Every morning and night for years, I’ve been liberally smearing an array of exotic “miracle” moisturizing creams, skin-bleaching creams, and anti-aging creams on my face, neck, arms, hands, and elsewhere in a futile attempt to look thirty again. The labels on all the creams claim incredible results, but it seems that I’ve only been breaking even. Despite my efforts and the money spent, people still keep asking me when I’m going to retire. Of course, maybe I’d look a lot older than I do if I hadn’t been so diligently using the anti-aging creams over the years. But I could avoid the hassles and the expenses of “dolling up” and kid myself by not looking in the mirror anymore.
Recently, I spent $20 on a 1.7-ounce jar of skin-firming, anti-aging cream whose label claimed that using just one jar as instructed would drop 20 years off my face and neck: “Visible results in days, not months”. After using the one jar as instructed, all I dropped was the $20.
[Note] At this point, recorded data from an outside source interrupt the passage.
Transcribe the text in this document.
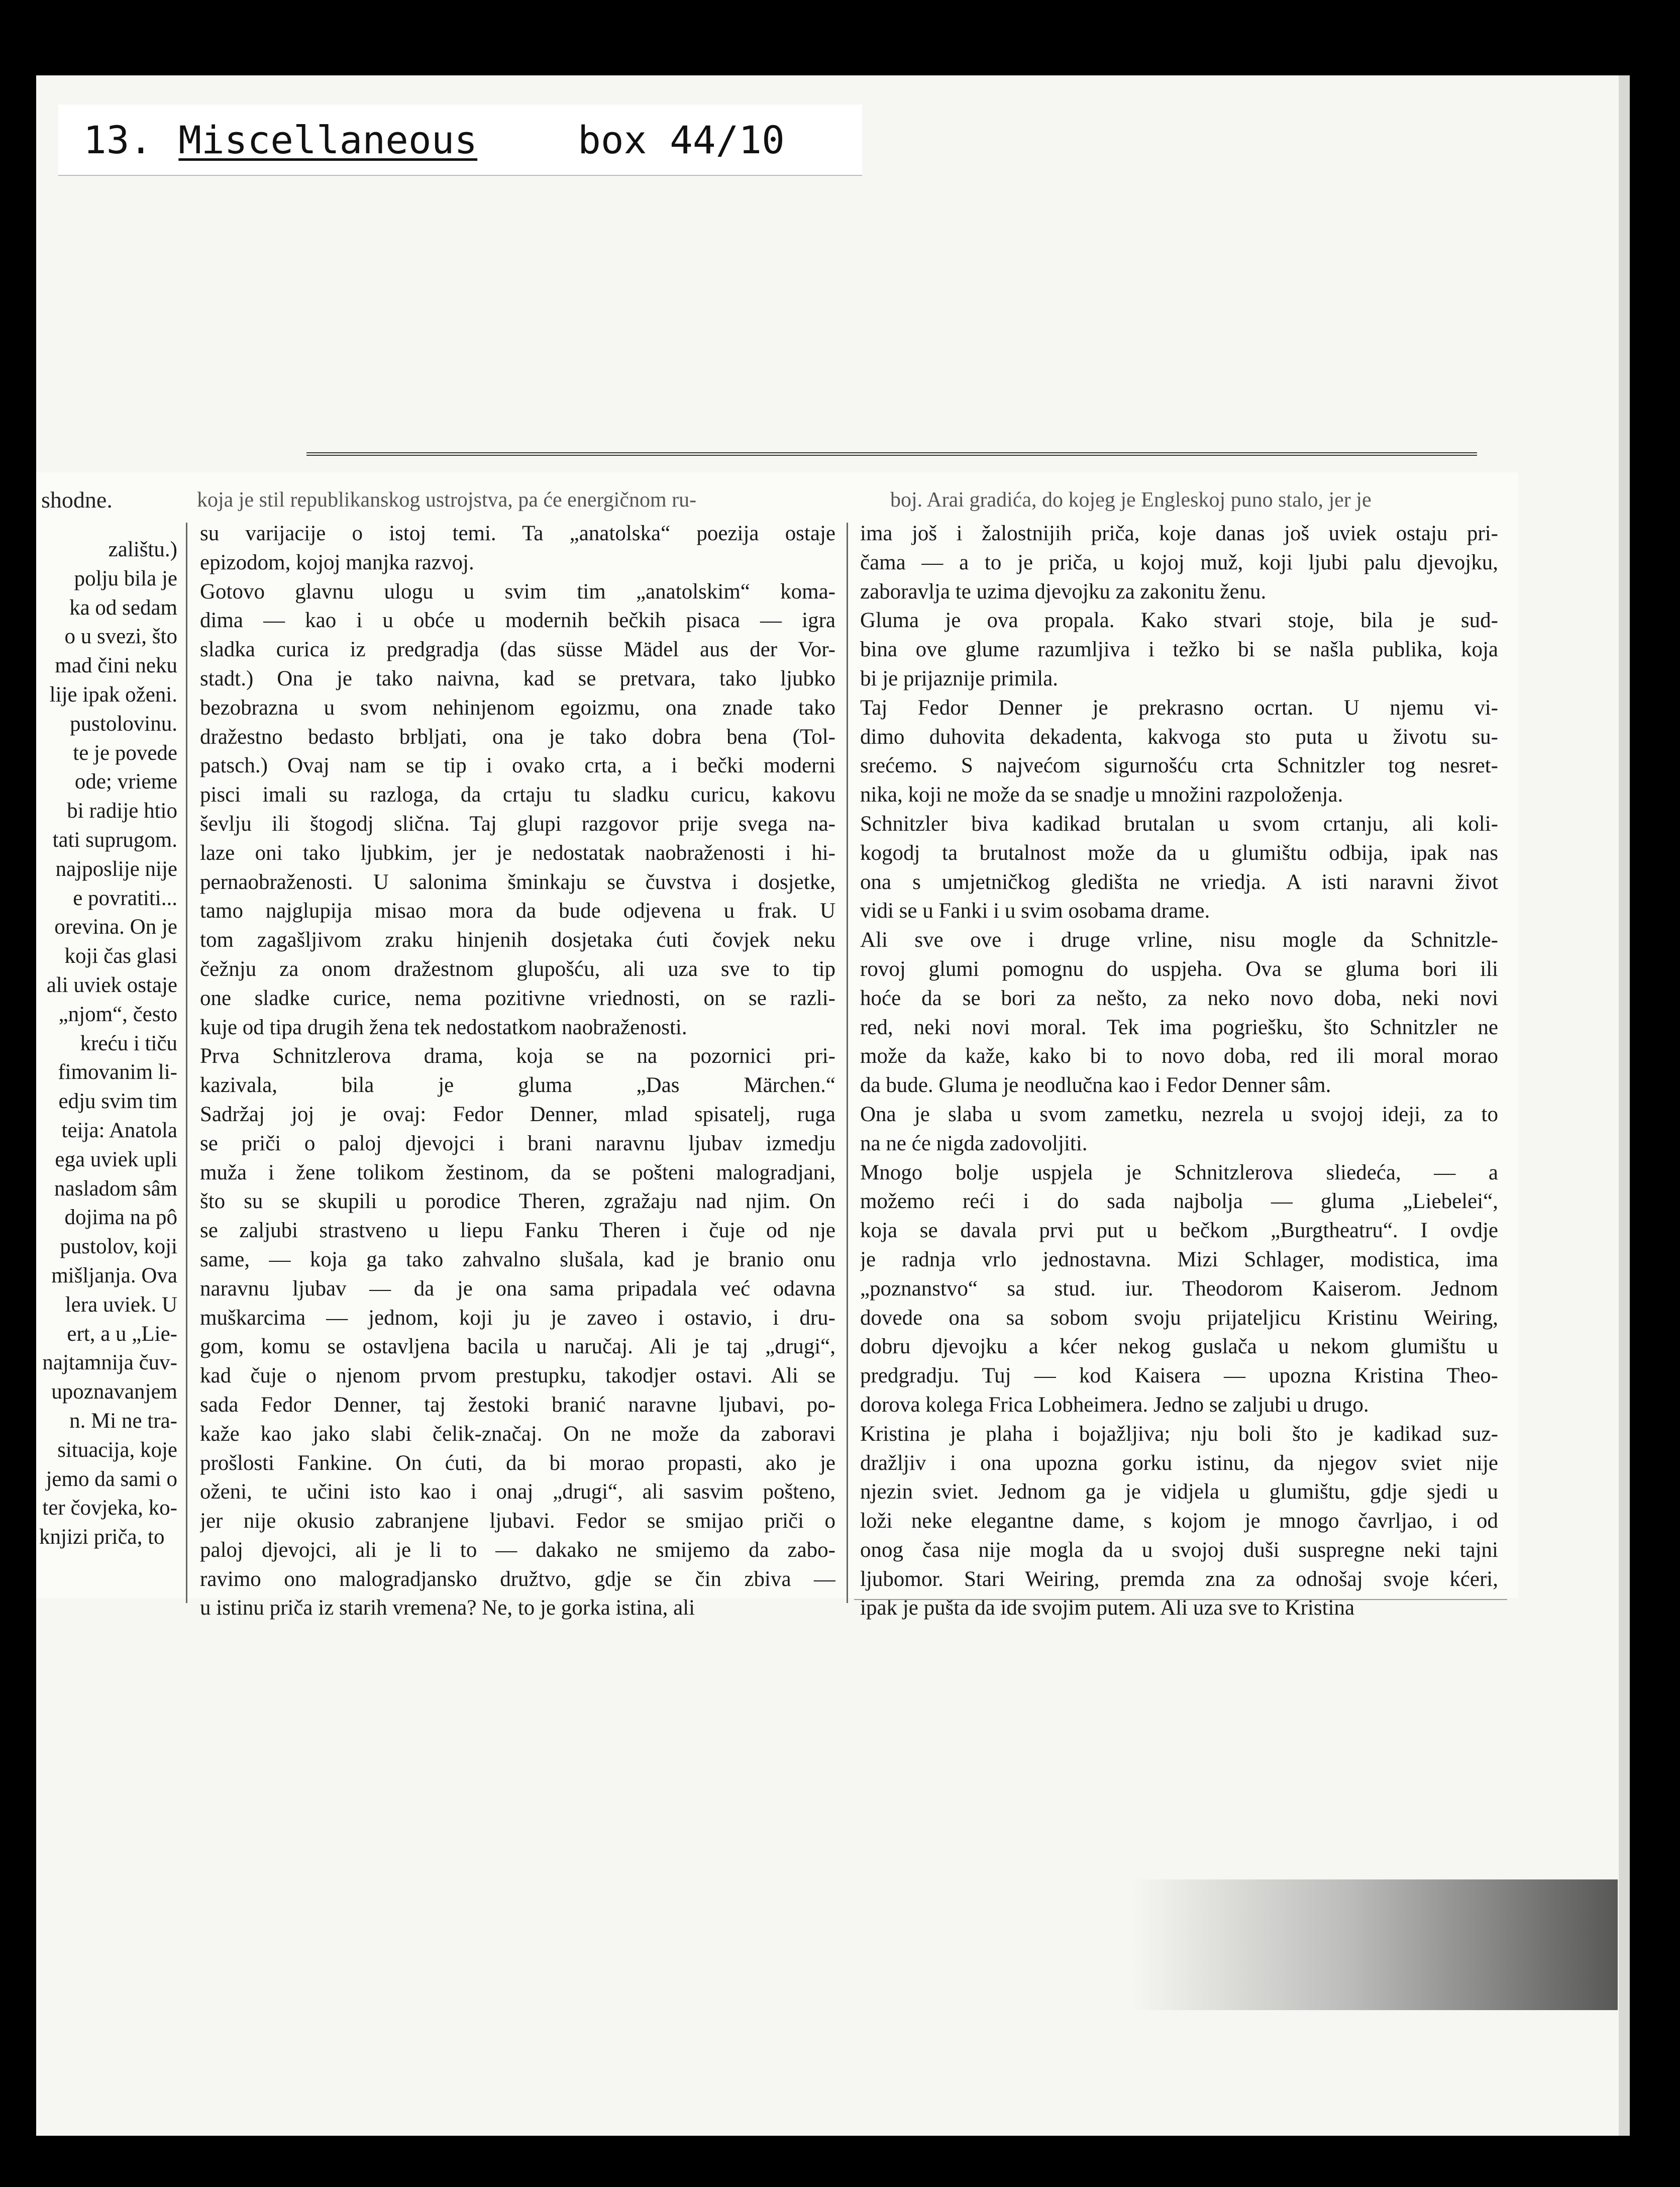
13. Miscellaneous	box 44/10
shodne.	koja je stil republikanskog ustrojstva, pa će energičnom ru-	boj. Arai gradića, do kojeg je Engleskoj puno stalo, jer je

zalištu.)

polju bila je

ka od sedam

o u svezi, što

mad čini neku

lije ipak oženi.

pustolovinu.

te je povede

ode; vrieme

bi radije htio

tati suprugom.

najposlije nije

e povratiti...

orevina. On je

koji čas glasi

ali uviek ostaje

„njom“, često

kreću i tiču

fimovanim li-

edju svim tim

teija: Anatola

ega uviek upli

nasladom sâm

dojima na pô

pustolov, koji

mišljanja. Ova

lera uviek. U

ert, a u „Lie-

najtamnija čuv-

upoznavanjem

n. Mi ne tra-

situacija, koje

jemo da sami o

ter čovjeka, ko-

knjizi priča, to

su varijacije o istoj temi. Ta „anatolska“ poezija ostaje

epizodom, kojoj manjka razvoj.

Gotovo glavnu ulogu u svim tim „anatolskim“ koma-

dima — kao i u obće u modernih bečkih pisaca — igra

sladka curica iz predgradja (das süsse Mädel aus der Vor-

stadt.) Ona je tako naivna, kad se pretvara, tako ljubko

bezobrazna u svom nehinjenom egoizmu, ona znade tako

dražestno bedasto brbljati, ona je tako dobra bena (Tol-

patsch.) Ovaj nam se tip i ovako crta, a i bečki moderni

pisci imali su razloga, da crtaju tu sladku curicu, kakovu

ševlju ili štogodj slična. Taj glupi razgovor prije svega na-

laze oni tako ljubkim, jer je nedostatak naobraženosti i hi-

pernaobraženosti. U salonima šminkaju se čuvstva i dosjetke,

tamo najglupija misao mora da bude odjevena u frak. U

tom zagašljivom zraku hinjenih dosjetaka ćuti čovjek neku

čežnju za onom dražestnom glupošću, ali uza sve to tip

one sladke curice, nema pozitivne vriednosti, on se razli-

kuje od tipa drugih žena tek nedostatkom naobraženosti.

Prva Schnitzlerova drama, koja se na pozornici pri-

kazivala, bila je gluma „Das Märchen.“

Sadržaj joj je ovaj: Fedor Denner, mlad spisatelj, ruga

se priči o paloj djevojci i brani naravnu ljubav izmedju

muža i žene tolikom žestinom, da se pošteni malogradjani,

što su se skupili u porodice Theren, zgražaju nad njim. On

se zaljubi strastveno u liepu Fanku Theren i čuje od nje

same, — koja ga tako zahvalno slušala, kad je branio onu

naravnu ljubav — da je ona sama pripadala već odavna

muškarcima — jednom, koji ju je zaveo i ostavio, i dru-

gom, komu se ostavljena bacila u naručaj. Ali je taj „drugi“,

kad čuje o njenom prvom prestupku, takodjer ostavi. Ali se

sada Fedor Denner, taj žestoki branić naravne ljubavi, po-

kaže kao jako slabi čelik-značaj. On ne može da zaboravi

prošlosti Fankine. On ćuti, da bi morao propasti, ako je

oženi, te učini isto kao i onaj „drugi“, ali sasvim pošteno,

jer nije okusio zabranjene ljubavi. Fedor se smijao priči o

paloj djevojci, ali je li to — dakako ne smijemo da zabo-

ravimo ono malogradjansko družtvo, gdje se čin zbiva —

u istinu priča iz starih vremena? Ne, to je gorka istina, ali

ima još i žalostnijih priča, koje danas još uviek ostaju pri-

čama — a to je priča, u kojoj muž, koji ljubi palu djevojku,

zaboravlja te uzima djevojku za zakonitu ženu.

Gluma je ova propala. Kako stvari stoje, bila je sud-

bina ove glume razumljiva i težko bi se našla publika, koja

bi je prijaznije primila.

Taj Fedor Denner je prekrasno ocrtan. U njemu vi-

dimo duhovita dekadenta, kakvoga sto puta u životu su-

srećemo. S najvećom sigurnošću crta Schnitzler tog nesret-

nika, koji ne može da se snadje u množini razpoloženja.

Schnitzler biva kadikad brutalan u svom crtanju, ali koli-

kogodj ta brutalnost može da u glumištu odbija, ipak nas

ona s umjetničkog gledišta ne vriedja. A isti naravni život

vidi se u Fanki i u svim osobama drame.

Ali sve ove i druge vrline, nisu mogle da Schnitzle-

rovoj glumi pomognu do uspjeha. Ova se gluma bori ili

hoće da se bori za nešto, za neko novo doba, neki novi

red, neki novi moral. Tek ima pogriešku, što Schnitzler ne

može da kaže, kako bi to novo doba, red ili moral morao

da bude. Gluma je neodlučna kao i Fedor Denner sâm.

Ona je slaba u svom zametku, nezrela u svojoj ideji, za to

na ne će nigda zadovoljiti.

Mnogo bolje uspjela je Schnitzlerova sliedeća, — a

možemo reći i do sada najbolja — gluma „Liebelei“,

koja se davala prvi put u bečkom „Burgtheatru“. I ovdje

je radnja vrlo jednostavna. Mizi Schlager, modistica, ima

„poznanstvo“ sa stud. iur. Theodorom Kaiserom. Jednom

dovede ona sa sobom svoju prijateljicu Kristinu Weiring,

dobru djevojku a kćer nekog guslača u nekom glumištu u

predgradju. Tuj — kod Kaisera — upozna Kristina Theo-

dorova kolega Frica Lobheimera. Jedno se zaljubi u drugo.

Kristina je plaha i bojažljiva; nju boli što je kadikad suz-

dražljiv i ona upozna gorku istinu, da njegov sviet nije

njezin sviet. Jednom ga je vidjela u glumištu, gdje sjedi u

loži neke elegantne dame, s kojom je mnogo čavrljao, i od

onog časa nije mogla da u svojoj duši suspregne neki tajni

ljubomor. Stari Weiring, premda zna za odnošaj svoje kćeri,

ipak je pušta da ide svojim putem. Ali uza sve to Kristina
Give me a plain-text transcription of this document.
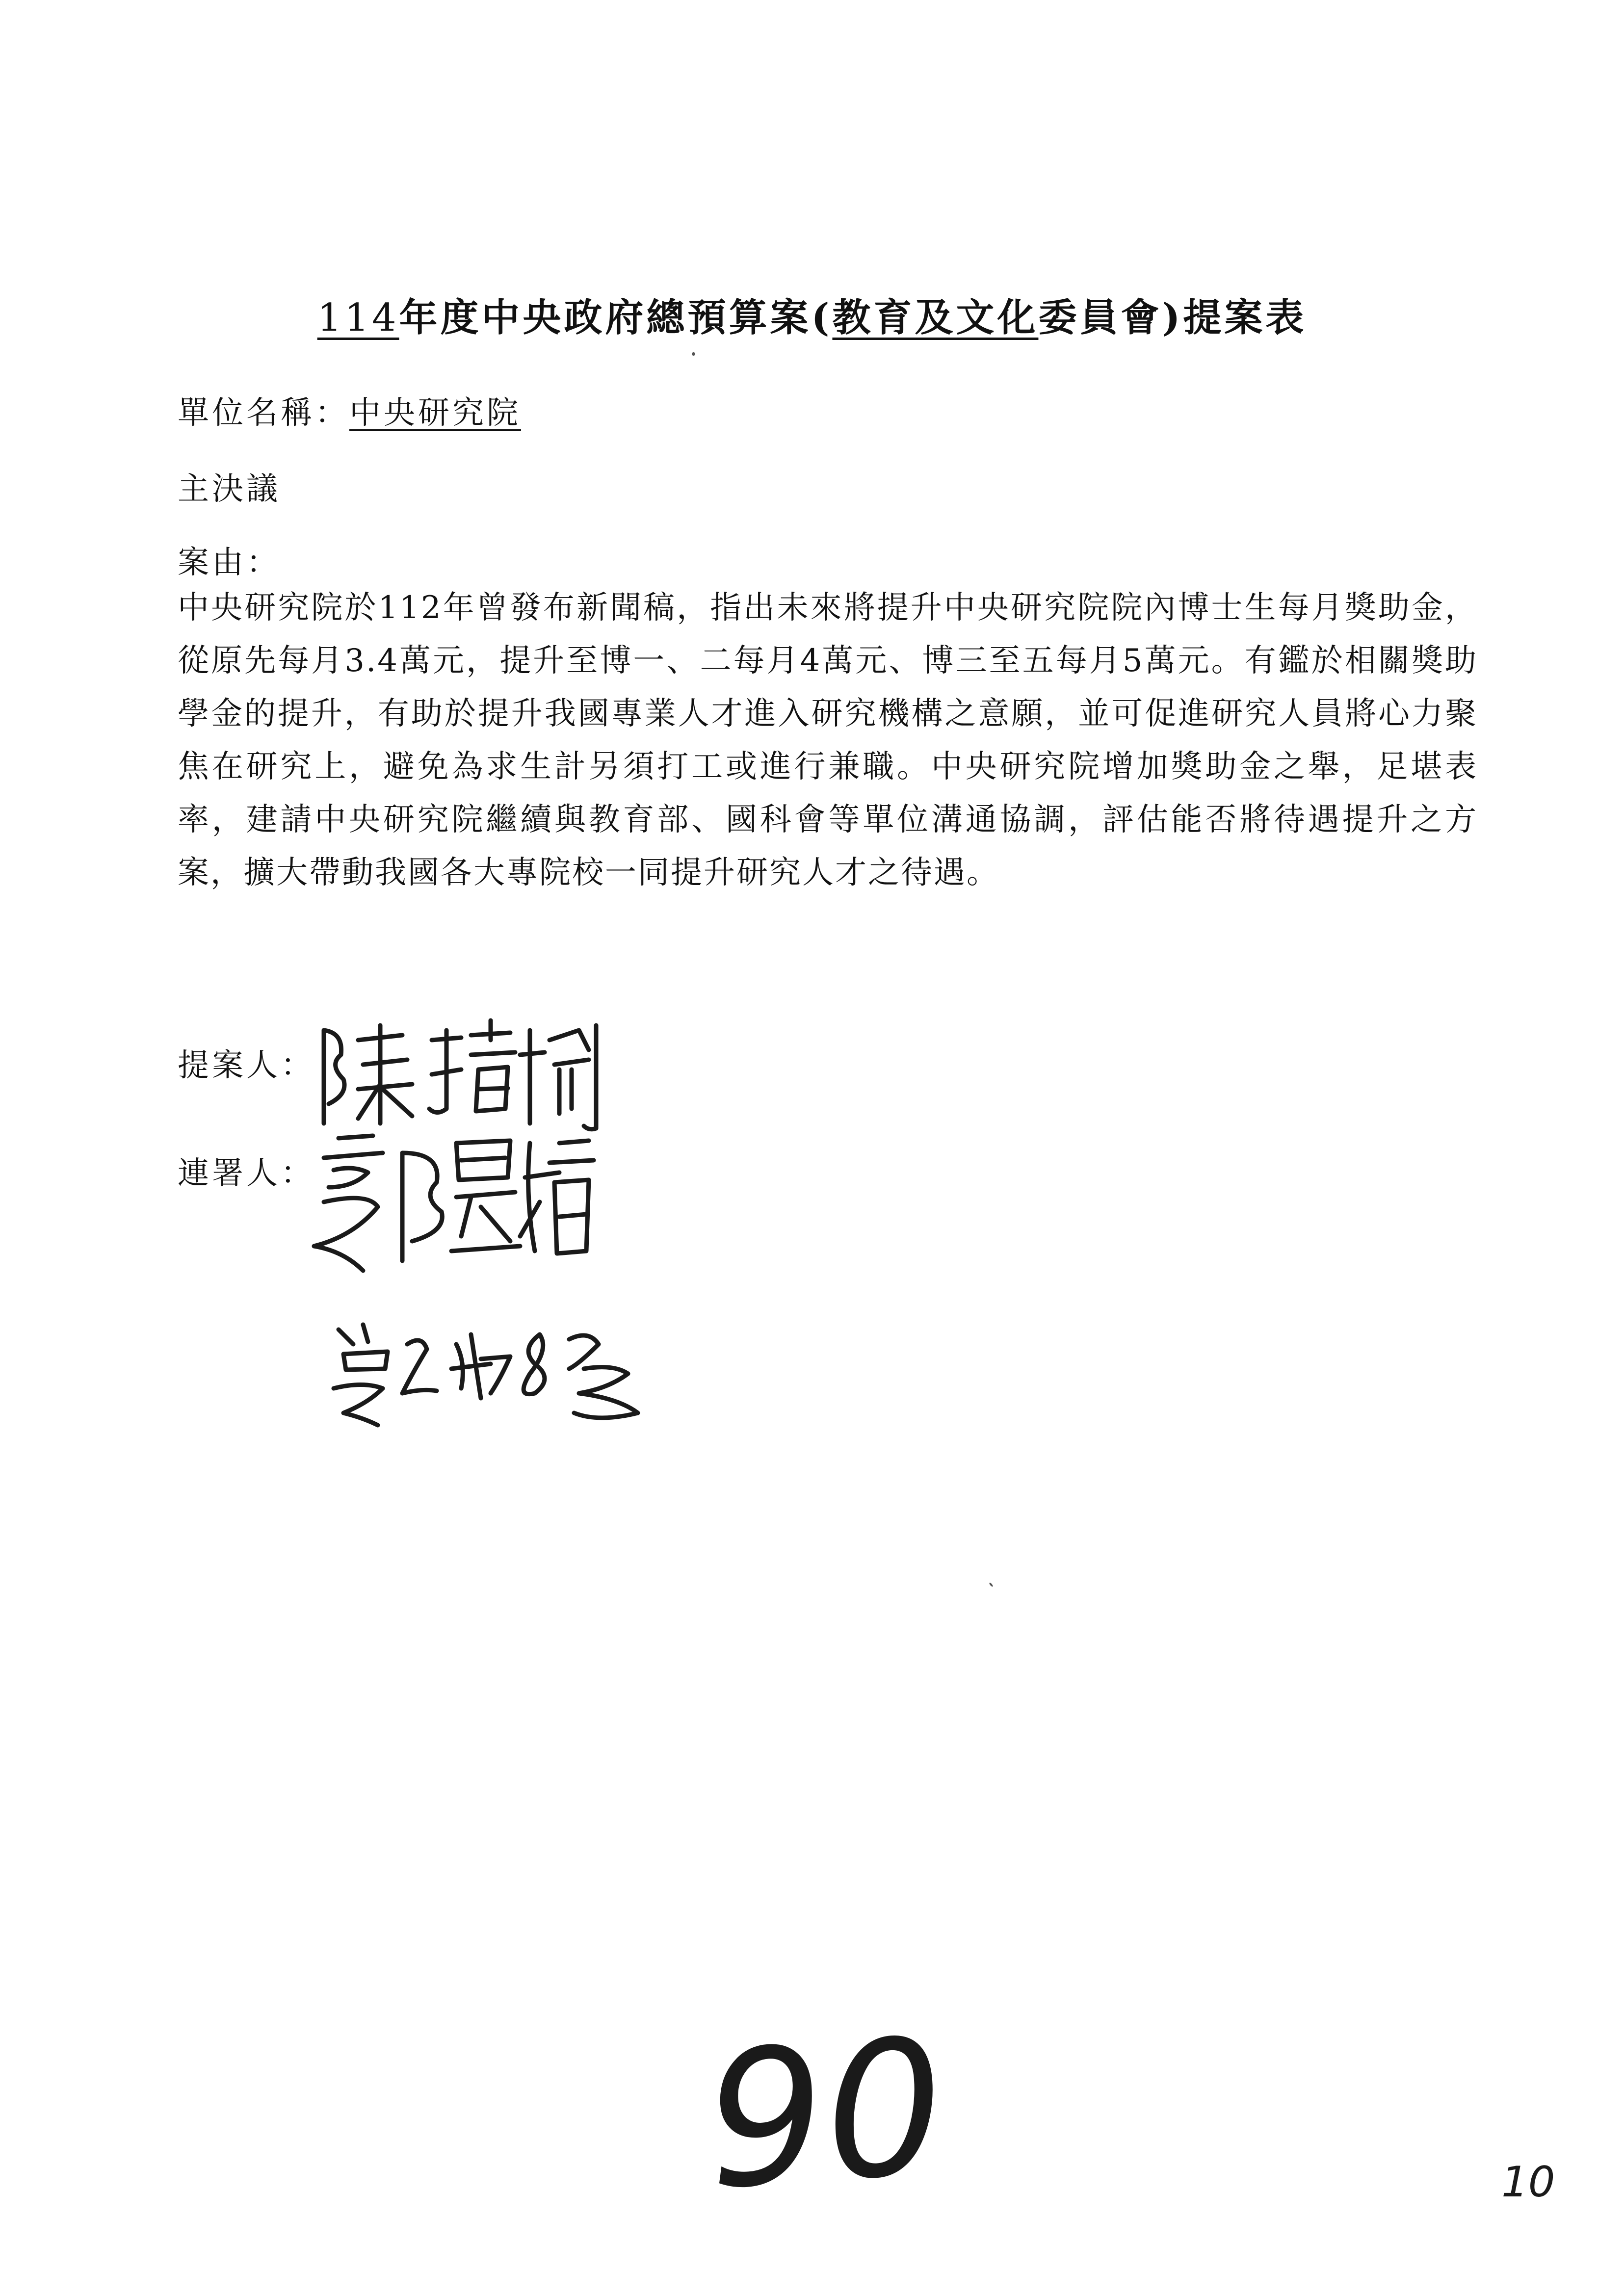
114年度中央政府總預算案(教育及文化委員會)提案表
單位名稱：中央研究院
主決議
案由：
中央研究院於112年曾發布新聞稿，指出未來將提升中央研究院院內博士生每月獎助金，從原先每月3.4萬元，提升至博一、二每月4萬元、博三至五每月5萬元。有鑑於相關獎助學金的提升，有助於提升我國專業人才進入研究機構之意願，並可促進研究人員將心力聚焦在研究上，避免為求生計另須打工或進行兼職。中央研究院增加獎助金之舉，足堪表率，建請中央研究院繼續與教育部、國科會等單位溝通協調，評估能否將待遇提升之方案，擴大帶動我國各大專院校一同提升研究人才之待遇。
提案人：
連署人：
90	10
Resveratrol. Resveratrol is the anti-aging answer, I’ve read. That’s the chemical in red wine that supposedly slows aging. I’ve been drinking red wine as if it’s a vitamin. The only problem is that you need to drink a case of red wine a day to ingest enough resveratrol to effectively slow aging. So the question is this: Do we want to live in pain and die looking old later; or do we want to live well and die of cirrhosis of the liver looking young earlier?